Not everyone may know about Thailand. But many have probably heard of Thai food. Thai foods are popular not only among Asian people, but they have gained recognition in Europe, Australia, and in America as well. However, many Thai dishes tend to lean toward the very spicy or very sweet side and foreigners may find the tastes a bit overwhelming. Often times, Thai foods at restaurants abroad are altered in order to suit the Western palates. One of the best ways to truly immerse yourself in the authentic taste of Thai food is to come taste them in their birth country. Thai people love food, but they usually like to try assorted dishes in small portion. Foreigners who are used to eating a large portion in their country may find the amount of food served at a typical Thai eatery not very filling. A second helping could then be ordered. Thailand has many fancy restaurants located inside shopping malls, but if you really want to dine like the local, then a side street restaurant is a good option.
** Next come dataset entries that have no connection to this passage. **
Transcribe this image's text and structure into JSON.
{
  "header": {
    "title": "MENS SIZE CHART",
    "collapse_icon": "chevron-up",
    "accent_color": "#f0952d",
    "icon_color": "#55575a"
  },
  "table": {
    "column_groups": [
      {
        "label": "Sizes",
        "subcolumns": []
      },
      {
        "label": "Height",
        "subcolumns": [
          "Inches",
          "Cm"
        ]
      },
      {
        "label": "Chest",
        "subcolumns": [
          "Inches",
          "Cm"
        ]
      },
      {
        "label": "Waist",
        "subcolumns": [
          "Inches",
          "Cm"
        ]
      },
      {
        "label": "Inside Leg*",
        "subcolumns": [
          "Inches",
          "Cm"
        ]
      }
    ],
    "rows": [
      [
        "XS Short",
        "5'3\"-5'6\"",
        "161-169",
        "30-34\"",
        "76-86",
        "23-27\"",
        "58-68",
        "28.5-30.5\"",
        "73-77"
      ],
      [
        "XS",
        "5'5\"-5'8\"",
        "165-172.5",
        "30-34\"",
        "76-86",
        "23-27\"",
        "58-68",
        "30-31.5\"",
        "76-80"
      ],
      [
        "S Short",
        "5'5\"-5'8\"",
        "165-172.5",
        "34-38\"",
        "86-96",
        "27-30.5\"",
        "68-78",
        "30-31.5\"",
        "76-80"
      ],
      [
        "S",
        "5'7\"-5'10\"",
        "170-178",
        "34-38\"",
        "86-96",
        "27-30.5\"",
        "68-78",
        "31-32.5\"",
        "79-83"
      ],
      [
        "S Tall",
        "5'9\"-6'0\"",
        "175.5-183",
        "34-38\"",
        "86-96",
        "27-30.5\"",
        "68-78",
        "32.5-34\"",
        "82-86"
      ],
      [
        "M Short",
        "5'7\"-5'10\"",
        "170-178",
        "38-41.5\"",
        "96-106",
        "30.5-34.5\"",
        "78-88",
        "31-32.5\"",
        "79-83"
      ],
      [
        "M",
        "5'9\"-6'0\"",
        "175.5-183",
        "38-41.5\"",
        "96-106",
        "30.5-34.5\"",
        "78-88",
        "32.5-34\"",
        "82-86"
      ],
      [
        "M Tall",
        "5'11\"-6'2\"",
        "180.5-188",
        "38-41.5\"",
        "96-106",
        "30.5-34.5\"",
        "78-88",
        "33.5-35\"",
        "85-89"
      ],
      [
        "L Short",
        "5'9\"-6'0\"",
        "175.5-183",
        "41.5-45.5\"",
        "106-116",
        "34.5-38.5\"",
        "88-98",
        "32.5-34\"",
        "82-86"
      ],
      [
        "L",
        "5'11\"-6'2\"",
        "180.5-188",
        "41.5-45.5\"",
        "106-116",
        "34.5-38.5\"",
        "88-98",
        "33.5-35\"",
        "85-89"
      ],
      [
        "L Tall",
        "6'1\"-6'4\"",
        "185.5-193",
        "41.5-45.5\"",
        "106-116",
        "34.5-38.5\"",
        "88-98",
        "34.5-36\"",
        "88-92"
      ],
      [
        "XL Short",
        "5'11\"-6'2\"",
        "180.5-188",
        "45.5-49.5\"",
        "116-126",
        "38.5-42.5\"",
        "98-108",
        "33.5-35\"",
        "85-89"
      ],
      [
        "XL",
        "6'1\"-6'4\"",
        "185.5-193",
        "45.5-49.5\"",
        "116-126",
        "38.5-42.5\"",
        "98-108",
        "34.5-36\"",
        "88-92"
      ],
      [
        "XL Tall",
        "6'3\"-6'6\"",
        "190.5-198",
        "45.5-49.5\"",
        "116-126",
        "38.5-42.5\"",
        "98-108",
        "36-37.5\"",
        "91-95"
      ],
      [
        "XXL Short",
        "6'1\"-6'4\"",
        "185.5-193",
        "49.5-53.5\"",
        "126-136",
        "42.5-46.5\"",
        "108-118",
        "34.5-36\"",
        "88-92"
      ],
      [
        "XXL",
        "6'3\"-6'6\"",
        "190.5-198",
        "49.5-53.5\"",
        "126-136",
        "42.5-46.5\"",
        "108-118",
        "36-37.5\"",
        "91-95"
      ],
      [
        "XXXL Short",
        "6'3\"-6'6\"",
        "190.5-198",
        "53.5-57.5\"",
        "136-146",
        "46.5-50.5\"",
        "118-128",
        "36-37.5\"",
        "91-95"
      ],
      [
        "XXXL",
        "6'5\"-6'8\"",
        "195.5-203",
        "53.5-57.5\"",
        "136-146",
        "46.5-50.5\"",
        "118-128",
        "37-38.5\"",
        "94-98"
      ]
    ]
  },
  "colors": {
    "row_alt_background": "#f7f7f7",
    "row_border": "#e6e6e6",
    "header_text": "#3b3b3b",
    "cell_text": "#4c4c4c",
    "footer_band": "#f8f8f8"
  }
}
Many of them serve delicious food and are fairly clean, however, if you want to play it safe, it’s better to order hot food and bottled water. Some of these side street restaurants may have a pitcher of water laying on the table for customers to help themselves, but the water inside the pitcher might not always be clean. Also, there are variety of cold salad dishes in Thailand. The famous papaya salad (som-tam) and cold meat salad (laab) are very tasty but be aware that if they are not properly prepared, you might end up with food poisoning. There is no sure way to tell if a side street restaurant is clean, but you could sort of tell by looking at the amount of customers eating there and the condition of the eating utensils. If there are hardly any customers in the restaurant and there are flies swarming the fresh vegetables (that may end up on your plate), it’s better to move on and find another place to eat.

Oh Sugar!

Here’s the thing. Many Thais love sugar. They love it so much that sugar is poured (yes poured, not sprinkled) into foods and drinks. When ordering a bowl of noodles, it is common to see Thais add a spoonful of sugar, chili powder, and fish sauce. They would pour all these seasonings into their food without even tasting the food first to see if the extra seasonings were even needed. It is almost like an automatic action. Same thing happens at the stalls selling fruit juice and smoothie. Often times, the customers could choose the fruits or vegetables that are laid out in a tray and the vendor would blend them together to make the smoothie. Most of the time if not all, the vendor would then pour a ladleful of syrup into the blender whether the customer asked for it or not. If you are someone who does not like extra sweetness in your juice, make sure that after you selected your fruits and veggies for the vendor to blend, tell the vendor “yaa-sai-naam-cheuam” which means,”don’t put syrup”. Apart from fruit juice and smoothie, Thais like to drink very sweet coffee and tea. Those coffee you see selling at the small coffee stalls on the sidewalk? They are filled with sugar and sweet condensed milk. Unless you want to drink sugared coffee and tea, you may have to say “mai ow waan” which means “I don’t want sweet”. But if you want a bit of sweetness in your beverage, you could say “waan-nid-noi”.


Rate that Heat

Different people can tolerate different level of spiciness. A dish that is considered a little spicy for some people could be perceived as too spicy for others. That’s why when you order food, especially when ordering the famous Thai papaya salad (som-tam), count on it being spicy. If you couldn’t eat spicy at all or you could eat just a wee bit, it’s best to just say “mai-ow-prik” which means “I don’t want any chili”. In the Thai papaya salad, there is garlic in it so there is already a slightly spicy taste. If you tell the vendor you want a little spicy, sometimes a little spicy for them may be considered too spicy for you. Some people can tolerate several chilis but some people feel their tongues burning with just one. This is a little something to be aware of when ordering things to eat in Thailand. “A little spicy” tends to end up being quite spicy in the end.